Implementation Options
You can implement the chain three ways, depending on your technical comfort:
- Manual execution: Run each agent separately, copy-paste the output to the next. No code required. Good for learning the chain dynamics.
- Three scripts: One Python script per agent. Run them in sequence. Intermediate outputs saved as files. Your AI coding assistant can write all three scripts.
- Single orchestration script: One script that calls all three agents in sequence, validates handoffs, and saves the final output. This is the production-ready version.

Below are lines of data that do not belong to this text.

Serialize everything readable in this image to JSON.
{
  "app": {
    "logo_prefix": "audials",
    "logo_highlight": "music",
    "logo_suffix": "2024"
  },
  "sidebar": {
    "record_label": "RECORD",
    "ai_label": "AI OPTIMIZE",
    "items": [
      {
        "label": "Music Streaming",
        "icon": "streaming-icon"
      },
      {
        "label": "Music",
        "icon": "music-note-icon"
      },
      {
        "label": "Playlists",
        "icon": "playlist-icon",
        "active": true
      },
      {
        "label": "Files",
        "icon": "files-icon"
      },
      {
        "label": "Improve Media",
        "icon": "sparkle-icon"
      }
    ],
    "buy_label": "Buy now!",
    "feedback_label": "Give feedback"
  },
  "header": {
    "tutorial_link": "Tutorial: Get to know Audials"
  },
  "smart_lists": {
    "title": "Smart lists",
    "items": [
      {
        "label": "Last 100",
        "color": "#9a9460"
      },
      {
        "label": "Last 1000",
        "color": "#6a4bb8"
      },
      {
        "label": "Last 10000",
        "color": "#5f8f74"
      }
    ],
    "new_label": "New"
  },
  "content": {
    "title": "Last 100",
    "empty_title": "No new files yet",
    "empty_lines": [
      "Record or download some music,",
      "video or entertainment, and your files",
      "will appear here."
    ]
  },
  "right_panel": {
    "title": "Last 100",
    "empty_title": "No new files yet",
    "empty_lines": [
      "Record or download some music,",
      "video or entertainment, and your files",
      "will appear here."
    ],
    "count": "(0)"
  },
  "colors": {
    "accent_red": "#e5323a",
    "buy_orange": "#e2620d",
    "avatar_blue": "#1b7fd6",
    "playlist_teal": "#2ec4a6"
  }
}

Start with manual execution. Understand where the handoffs work and where they break. Then automate. Automating a broken chain just produces broken output faster.
Further Reading
- Multi-Agent AI Content Generation: Complete Guide 2026, Sight AI
- Building Autonomous Systems with Agentic AI, DigitalOcean
- Prompt Engineering Overview, Anthropic
Assignment
Implement the three-agent chain for a real piece of content:
- Run Agent 1 (Research) with a topic and 3-5 research questions. Save the output.
- Validate the research brief against the schema from Session 9.2.
- Run Agent 2 (Writer) with the research brief, your outline, and voice fingerprint. Save the output.
- Run Agent 3 (Editor) with the draft. Save the scored review.
Compare the final output (after human review of Agent 3's flags) to a single-prompt generation on the same topic. Which is more accurate? Which sounds more like you? Which requires less human editing? Document the comparison.